Now, let us consider the effects of a positive potential at the gate with reference to the cathode. A positive potential at the gate will forward bias the gate cathode circuit. This will produce a flow of current between the cathode and the gate, which will increase the number of available current carriers and lower the anode to cathode opposition of the SCR. As a result, the value of anode to cathode voltage that is necessary to produce breakover is reduced.

The SCR will be switched to a high state of conduction at a lower anode to cathode voltage. If the forward bias current between the cathode and gate is further increased, the forward breakover voltage will be further decreased. This is shown in Figure 5.

The breakover voltage is high when there is no forward bias current (Igt0) between the gate and the cathode. When a small forward bias current (Igt1) is flowing, the SCR is switched to a high conduction state at a lower breakover voltage. At (Igt2), the forward bias current between the cathode and the gate is sufficient to produce a high state of conduction when the anode is only a few volts positive.

From the preceding discussion, it can be seen that a voltage at the gate can control the firing of the SCR.After the SCR is fired, or turned on, the gate loses control over the SCR. This means that the gate can control the SCR until it is switched on, but after the SCR is in a high state of conduction, the gate voltage has no affect on the SCRs operation. In fact, the gate voltage can be removed after the SCR is conducting. Also, it is only necessary for the gate voltage to be a pulse of short duration to drive the SCR into conduction.

After the SCR is in its "on" state, it is switched back to its "off" state by decreasing the anode current below its holding current level.

The SCR shown in Figure 6 has a forward breakover voltage in the absence of a gate signal that is much higher than the supply voltage. Consequently, when the switch is open, there will only be a small flow of anode current because the SCR is in its forward blocking state.

Figure 6: SCR Circuit Arrangement

The SCR normally is operated with a positive potential at the anode with reference to the cathode. The SCR will not conduct a significant flow of current unless the forward breakover voltage is exceeded. Normally, SCRs are chosen to have a forward breakover voltage in the absence of a gate signal that is much higher than any of the circuit voltages.

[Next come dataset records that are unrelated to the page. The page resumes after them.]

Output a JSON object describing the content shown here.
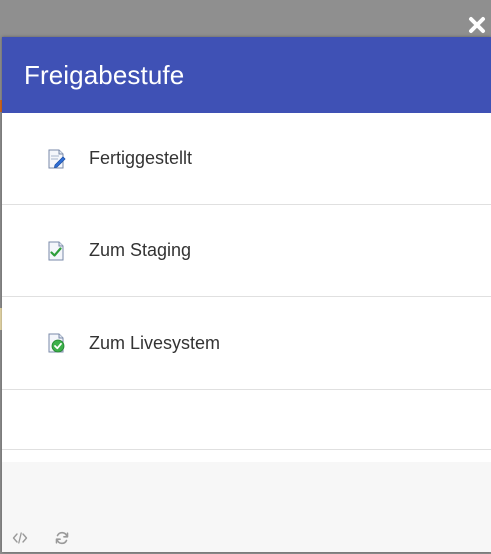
{
  "dialog": {
    "title": "Freigabestufe",
    "close_icon": "close-icon",
    "header_color": "#3f51b5"
  },
  "options": [
    {
      "label": "Fertiggestellt",
      "icon": "document-edit-icon"
    },
    {
      "label": "Zum Staging",
      "icon": "document-check-icon"
    },
    {
      "label": "Zum Livesystem",
      "icon": "document-check-circle-icon"
    }
  ],
  "footer": {
    "icons": [
      "code-icon",
      "refresh-icon"
    ]
  }
}
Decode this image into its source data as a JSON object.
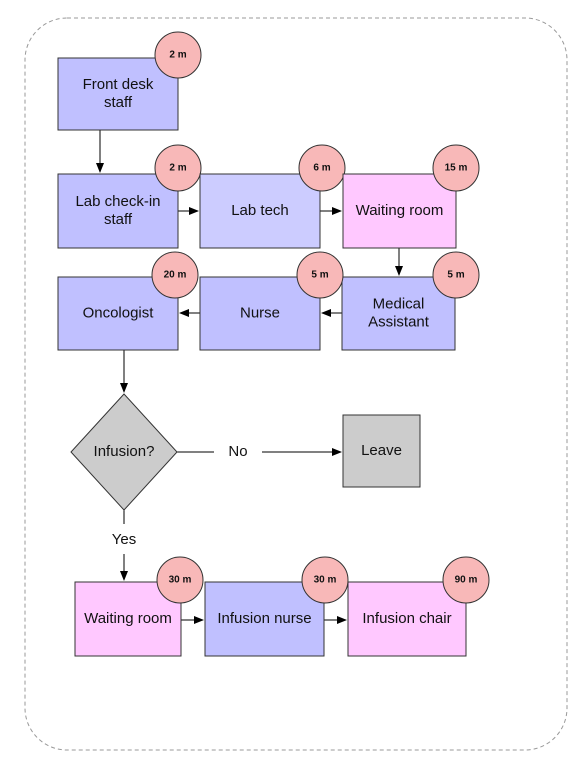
{
  "colors": {
    "staff": "#c0c0ff",
    "lab_tech": "#ccccff",
    "waiting": "#ffc8ff",
    "decision": "#cccccc",
    "badge": "#f8b8b8",
    "border": "#999999"
  },
  "nodes": [
    {
      "id": "front-desk",
      "lines": [
        "Front desk",
        "staff"
      ],
      "time": "2 m",
      "color": "staff"
    },
    {
      "id": "lab-checkin",
      "lines": [
        "Lab check-in",
        "staff"
      ],
      "time": "2 m",
      "color": "staff"
    },
    {
      "id": "lab-tech",
      "lines": [
        "Lab tech"
      ],
      "time": "6 m",
      "color": "lab_tech"
    },
    {
      "id": "waiting-room-1",
      "lines": [
        "Waiting room"
      ],
      "time": "15 m",
      "color": "waiting"
    },
    {
      "id": "medical-assistant",
      "lines": [
        "Medical",
        "Assistant"
      ],
      "time": "5 m",
      "color": "staff"
    },
    {
      "id": "nurse",
      "lines": [
        "Nurse"
      ],
      "time": "5 m",
      "color": "staff"
    },
    {
      "id": "oncologist",
      "lines": [
        "Oncologist"
      ],
      "time": "20 m",
      "color": "staff"
    },
    {
      "id": "leave",
      "lines": [
        "Leave"
      ],
      "color": "decision"
    },
    {
      "id": "waiting-room-2",
      "lines": [
        "Waiting room"
      ],
      "time": "30 m",
      "color": "waiting"
    },
    {
      "id": "infusion-nurse",
      "lines": [
        "Infusion nurse"
      ],
      "time": "30 m",
      "color": "staff"
    },
    {
      "id": "infusion-chair",
      "lines": [
        "Infusion chair"
      ],
      "time": "90 m",
      "color": "waiting"
    }
  ],
  "decision": {
    "label": "Infusion?",
    "no_label": "No",
    "yes_label": "Yes"
  }
}
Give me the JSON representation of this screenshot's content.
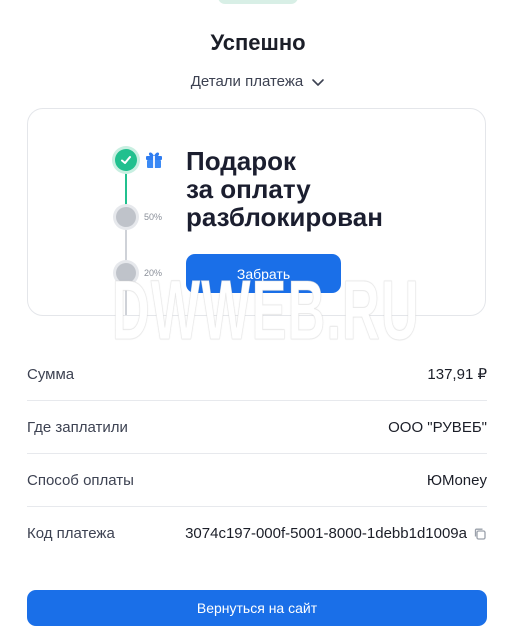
{
  "header": {
    "title": "Успешно",
    "details_label": "Детали платежа"
  },
  "gift": {
    "title": "Подарок\nза оплату\nразблокирован",
    "steps": [
      "50%",
      "20%"
    ],
    "claim_label": "Забрать"
  },
  "payment": {
    "rows": [
      {
        "label": "Сумма",
        "value": "137,91 ₽"
      },
      {
        "label": "Где заплатили",
        "value": "ООО \"РУВЕБ\""
      },
      {
        "label": "Способ оплаты",
        "value": "ЮMoney"
      },
      {
        "label": "Код платежа",
        "value": "3074c197-000f-5001-8000-1debb1d1009a"
      }
    ]
  },
  "footer": {
    "return_label": "Вернуться на сайт"
  },
  "watermark": "DWWEB.RU",
  "colors": {
    "accent": "#1a6fe8",
    "success": "#21c08e"
  }
}
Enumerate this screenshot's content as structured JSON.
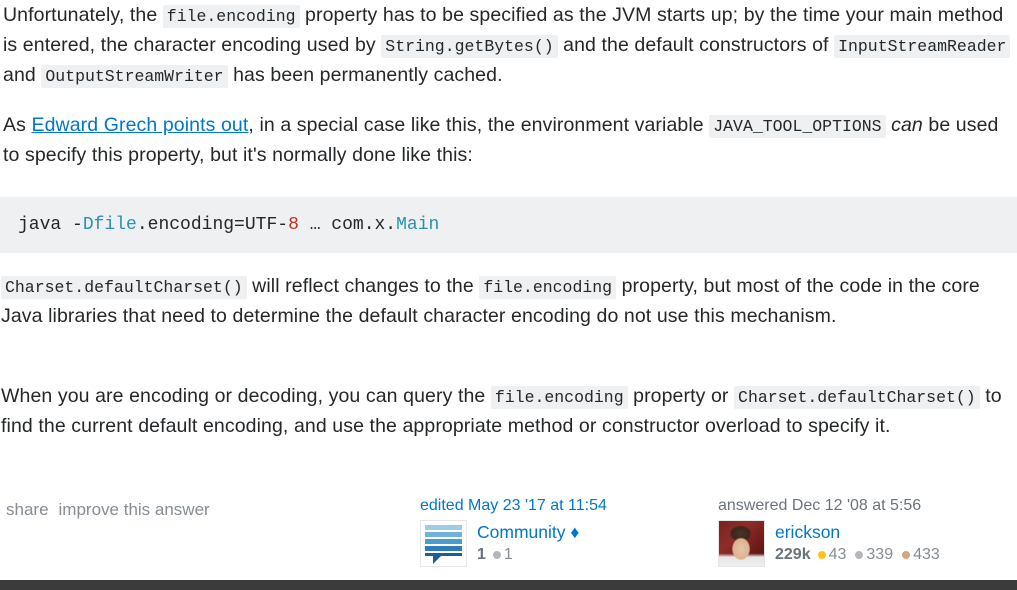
{
  "post": {
    "paragraphs": {
      "p1": {
        "t1": "Unfortunately, the ",
        "c1": "file.encoding",
        "t2": " property has to be specified as the JVM starts up; by the time your main method is entered, the character encoding used by ",
        "c2": "String.getBytes()",
        "t3": " and the default constructors of ",
        "c3": "InputStreamReader",
        "t4": " and ",
        "c4": "OutputStreamWriter",
        "t5": " has been permanently cached."
      },
      "p2": {
        "t1": "As ",
        "link": "Edward Grech points out",
        "t2": ", in a special case like this, the environment variable ",
        "c1": "JAVA_TOOL_OPTIONS",
        "t3": " ",
        "em": "can",
        "t4": " be used to specify this property, but it's normally done like this:"
      },
      "p3": {
        "c1": "Charset.defaultCharset()",
        "t1": " will reflect changes to the ",
        "c2": "file.encoding",
        "t2": " property, but most of the code in the core Java libraries that need to determine the default character encoding do not use this mechanism."
      },
      "p4": {
        "t1": "When you are encoding or decoding, you can query the ",
        "c1": "file.encoding",
        "t2": " property or ",
        "c2": "Charset.defaultCharset()",
        "t3": " to find the current default encoding, and use the appropriate method or constructor overload to specify it."
      }
    },
    "code_block": {
      "language": "shell",
      "tokens": {
        "cmd": "java ",
        "dash": "-",
        "flag": "Dfile",
        "prop": ".encoding=UTF-",
        "num": "8",
        "args": " … com.x.",
        "cls": "Main"
      },
      "full_text": "java -Dfile.encoding=UTF-8 … com.x.Main"
    }
  },
  "footer": {
    "menu": {
      "share": "share",
      "improve": "improve this answer"
    },
    "editor_card": {
      "action_time": "edited May 23 '17 at 11:54",
      "avatar_icon": "community-speech-bubble-icon",
      "username": "Community",
      "moderator_diamond": "♦",
      "badges": {
        "silver_count": "1",
        "bronze_count": "1"
      }
    },
    "answerer_card": {
      "action_time": "answered Dec 12 '08 at 5:56",
      "avatar_icon": "user-photo-avatar",
      "username": "erickson",
      "reputation": "229k",
      "badges": {
        "gold_count": "43",
        "silver_count": "339",
        "bronze_count": "433"
      }
    }
  },
  "colors": {
    "link": "#0077cc",
    "muted_text": "#6a737c",
    "menu_text": "#848d95",
    "code_background": "#eff0f1",
    "gold_badge": "#fcc419",
    "silver_badge": "#b4b8bc",
    "bronze_badge": "#d1a684",
    "bottom_bar": "#3b3b3b"
  }
}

R1 and R2 form a voltage divider across VCC. R1 is variable. When the switch is closed, a voltage will be developed between the gate and the cathode (Vgt). As a result of this voltage, there will be a flow of current (Igt) in the gate-cathode circuit. This reduces the value of the forward breakover voltage. If Vgt and Igt are sufficient, the forward breakover voltage will be lowered to a value that is less than VCC; consequently, the SCR will be switched into a high state of conduction and the current through R3 will increase.

After the SCR is triggered, the gate voltage has no effect on the operation of the SCR. It is only necessary for Vgt and Igt to be present for a period of time that will allow the SCR to switch from its "off" state to its "on" state.

SCR Applications

During normal operation, the SCR is subjected to forward voltages that are below its breakover voltage and is turned on by the application of a suitable gate current. This gate current usually is controlled to ensure that the SCR is switched to the "on" state at the proper time. Furthermore, the gate current usually is applied for just an instant in the form of a current pulse. Once the SCR turns on, it can be turned off only by reducing its forward current below the respective holding current value.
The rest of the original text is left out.